There is a technology in which, in order to remove the cleaning water that is attached to the probe, a gas is spurted on the probe. Moreover, there is a technology that vacuum-absorbs the cleaning water that is attached to the probe. As a technology that spurts the gas on the probe, there is a technology that is set up above the movement path of the probe, that spurts gas from both sides on the probe in motion, and that dries the probe. The conventional technology, in which a gas 2 is spurted from both sides against a probe 1, is described with reference to FIG. 20. The gas 2 is sent to a nozzle 4 via a gas tube 3. A pathway through which the probe 1 passes is provided in a holding block 5. On the both walls of the pathway, the nozzle 4 is provided. On the road surface of the pathway, an outlet 6 is provided. Resulting from the gas 2 that is sprayed from the nozzle 4, the cleaning water that is attached to the probe 1 is blown off. The cleaning water that is blown off turns into a droplet 7 and flows into a drainpipe 8 from the outlet 6.

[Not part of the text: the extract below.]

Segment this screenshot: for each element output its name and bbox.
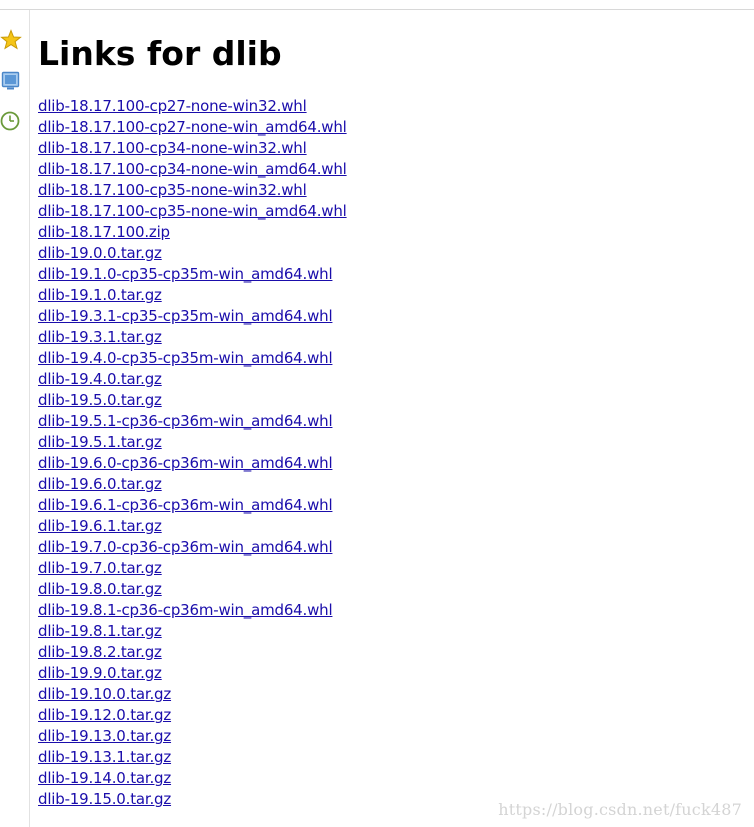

With regard to the probe having the step part, the conventional technology that processes the sample or cleaning solution that is attached to the step part has been described above; however, regardless of the presence or absence of the step part, when pulling up a probe that is inserted deep into the sample, there are many cases in which the sample is attached to the tip part of the probe. The sample that is attached causes the spattering and contamination.
However, in order to remove the cleaning water that is attached to the probe, when using the technology that vacuum-absorbs the cleaning water that is attached to the probe, the structure of the cleaning tank turns complex. Moreover, in the technology in which the gas is spurted on the probe, although it depends on the ejection time and ejection amount, there is a problem in that drying the probe takes time.
Moreover, in order to reduce the amount of the sample that is attached to the tip part of the probe, the speed at which the probe is pulled up (ascending speed) may be set low. However, there were problems, in that raising the probe required a long time and in that the efficiency of the series of actions to dispense the sample decreased.